SaaS.interfaces.tsts

aircall: {
  // will probably be removed when aircall
  // prevents us from getting transcription
  email: string
  password: string
}

Ship now, cry later. It's the most honest comment in the codebase.

The code did not age, it scarred

Fast-forward and the model registry tells the whole arc on its own:

modelsOpenAI.tsts

[
  { name: 'GPT-3.5',     openAIName: 'gpt-3.5-turbo-1106', limitTokens: 16385  },
  { name: 'GPT-4',       openAIName: 'gpt-4-0613',         limitTokens: 8192   },
  { name: 'GPT-4o mini', openAIName: 'gpt-4o-mini',        limitTokens: 128000 },
]

That last line is the punchline. By August 2024 we had a 128k window for a fraction of the old price, and a 90-minute call dropped into it whole, no slicing required. The clever token counter, the greedy chunker, the query batcher: all suddenly optional.

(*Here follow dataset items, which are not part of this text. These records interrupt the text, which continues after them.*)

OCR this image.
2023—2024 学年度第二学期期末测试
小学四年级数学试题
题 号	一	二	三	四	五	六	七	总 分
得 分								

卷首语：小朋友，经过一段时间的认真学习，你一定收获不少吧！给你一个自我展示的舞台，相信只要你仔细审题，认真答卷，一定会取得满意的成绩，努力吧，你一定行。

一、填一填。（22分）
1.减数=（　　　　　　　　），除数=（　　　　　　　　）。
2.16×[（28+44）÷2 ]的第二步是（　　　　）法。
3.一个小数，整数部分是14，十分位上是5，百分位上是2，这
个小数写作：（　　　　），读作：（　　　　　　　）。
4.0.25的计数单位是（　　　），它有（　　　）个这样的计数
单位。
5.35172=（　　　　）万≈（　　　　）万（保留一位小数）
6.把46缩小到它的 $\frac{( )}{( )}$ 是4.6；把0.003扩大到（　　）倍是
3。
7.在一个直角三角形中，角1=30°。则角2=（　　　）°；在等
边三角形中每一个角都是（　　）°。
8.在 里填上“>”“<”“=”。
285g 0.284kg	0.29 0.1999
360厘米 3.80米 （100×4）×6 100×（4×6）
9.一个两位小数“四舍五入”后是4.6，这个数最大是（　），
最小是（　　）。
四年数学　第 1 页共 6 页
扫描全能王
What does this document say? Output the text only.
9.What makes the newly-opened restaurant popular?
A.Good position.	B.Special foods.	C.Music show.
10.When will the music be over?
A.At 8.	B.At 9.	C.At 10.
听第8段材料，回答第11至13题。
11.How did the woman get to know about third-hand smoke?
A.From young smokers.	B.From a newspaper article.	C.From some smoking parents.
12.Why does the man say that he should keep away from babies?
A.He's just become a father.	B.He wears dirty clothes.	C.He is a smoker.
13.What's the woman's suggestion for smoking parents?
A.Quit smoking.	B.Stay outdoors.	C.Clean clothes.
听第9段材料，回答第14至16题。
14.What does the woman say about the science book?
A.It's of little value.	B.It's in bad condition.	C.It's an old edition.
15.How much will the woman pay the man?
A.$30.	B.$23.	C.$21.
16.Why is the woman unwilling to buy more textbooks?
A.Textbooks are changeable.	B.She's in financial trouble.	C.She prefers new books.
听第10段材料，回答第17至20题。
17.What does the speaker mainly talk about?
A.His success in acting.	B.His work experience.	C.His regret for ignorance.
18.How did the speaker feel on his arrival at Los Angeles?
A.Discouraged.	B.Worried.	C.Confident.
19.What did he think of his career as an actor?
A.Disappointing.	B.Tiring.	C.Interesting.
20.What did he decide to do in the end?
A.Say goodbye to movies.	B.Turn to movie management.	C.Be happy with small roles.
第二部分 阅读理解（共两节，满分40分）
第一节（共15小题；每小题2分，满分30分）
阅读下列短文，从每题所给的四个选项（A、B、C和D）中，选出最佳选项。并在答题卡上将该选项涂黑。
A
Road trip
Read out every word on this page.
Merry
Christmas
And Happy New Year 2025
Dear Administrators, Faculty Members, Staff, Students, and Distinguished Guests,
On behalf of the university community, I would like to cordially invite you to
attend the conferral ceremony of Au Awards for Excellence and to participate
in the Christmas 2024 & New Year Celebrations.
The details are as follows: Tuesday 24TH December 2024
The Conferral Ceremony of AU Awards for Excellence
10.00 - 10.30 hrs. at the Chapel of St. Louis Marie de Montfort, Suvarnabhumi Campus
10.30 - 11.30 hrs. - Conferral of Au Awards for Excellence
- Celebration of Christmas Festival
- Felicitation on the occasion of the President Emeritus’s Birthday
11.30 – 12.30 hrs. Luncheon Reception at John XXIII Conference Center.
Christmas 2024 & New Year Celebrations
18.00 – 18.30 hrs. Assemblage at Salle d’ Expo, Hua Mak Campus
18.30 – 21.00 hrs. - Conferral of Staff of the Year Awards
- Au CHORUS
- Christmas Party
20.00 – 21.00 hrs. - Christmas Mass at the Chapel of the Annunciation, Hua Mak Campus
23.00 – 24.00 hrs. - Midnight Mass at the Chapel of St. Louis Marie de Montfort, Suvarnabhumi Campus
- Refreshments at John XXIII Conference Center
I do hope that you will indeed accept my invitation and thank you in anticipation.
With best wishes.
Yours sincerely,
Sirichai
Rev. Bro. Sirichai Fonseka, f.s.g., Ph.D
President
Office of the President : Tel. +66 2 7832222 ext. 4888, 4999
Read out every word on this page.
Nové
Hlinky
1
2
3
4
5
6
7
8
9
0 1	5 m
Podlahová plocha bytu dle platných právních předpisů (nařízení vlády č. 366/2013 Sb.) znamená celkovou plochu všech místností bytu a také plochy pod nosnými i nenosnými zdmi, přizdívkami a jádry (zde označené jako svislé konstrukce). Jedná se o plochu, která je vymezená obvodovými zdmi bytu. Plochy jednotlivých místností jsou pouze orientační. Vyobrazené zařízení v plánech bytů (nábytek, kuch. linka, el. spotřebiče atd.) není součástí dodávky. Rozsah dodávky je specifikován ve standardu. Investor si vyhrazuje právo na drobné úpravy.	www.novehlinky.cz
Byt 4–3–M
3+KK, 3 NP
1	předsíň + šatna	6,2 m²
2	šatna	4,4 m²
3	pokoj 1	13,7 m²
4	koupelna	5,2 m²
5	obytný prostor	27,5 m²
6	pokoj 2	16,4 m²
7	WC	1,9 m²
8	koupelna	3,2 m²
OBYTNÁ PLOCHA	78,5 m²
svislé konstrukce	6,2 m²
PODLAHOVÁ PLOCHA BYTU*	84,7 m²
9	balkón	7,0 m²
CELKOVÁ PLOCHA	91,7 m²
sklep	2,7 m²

But here's what I keep telling people. The discipline that scarcity forced on us never went away. Counting tokens before you send them, splitting work so the model stays sharp, treating each call as something that costs money and can fail, pacing yourself against a rate limit: that's not 2023 nostalgia, that's just how you keep an LLM product cheap and reliable at scale. Bigger windows didn't delete the lessons. They just stopped being the price of entry.

Revelio was born in 16k tokens. It grew up to fit in 128k. And the bones it built while the room was small are the reason it still stands.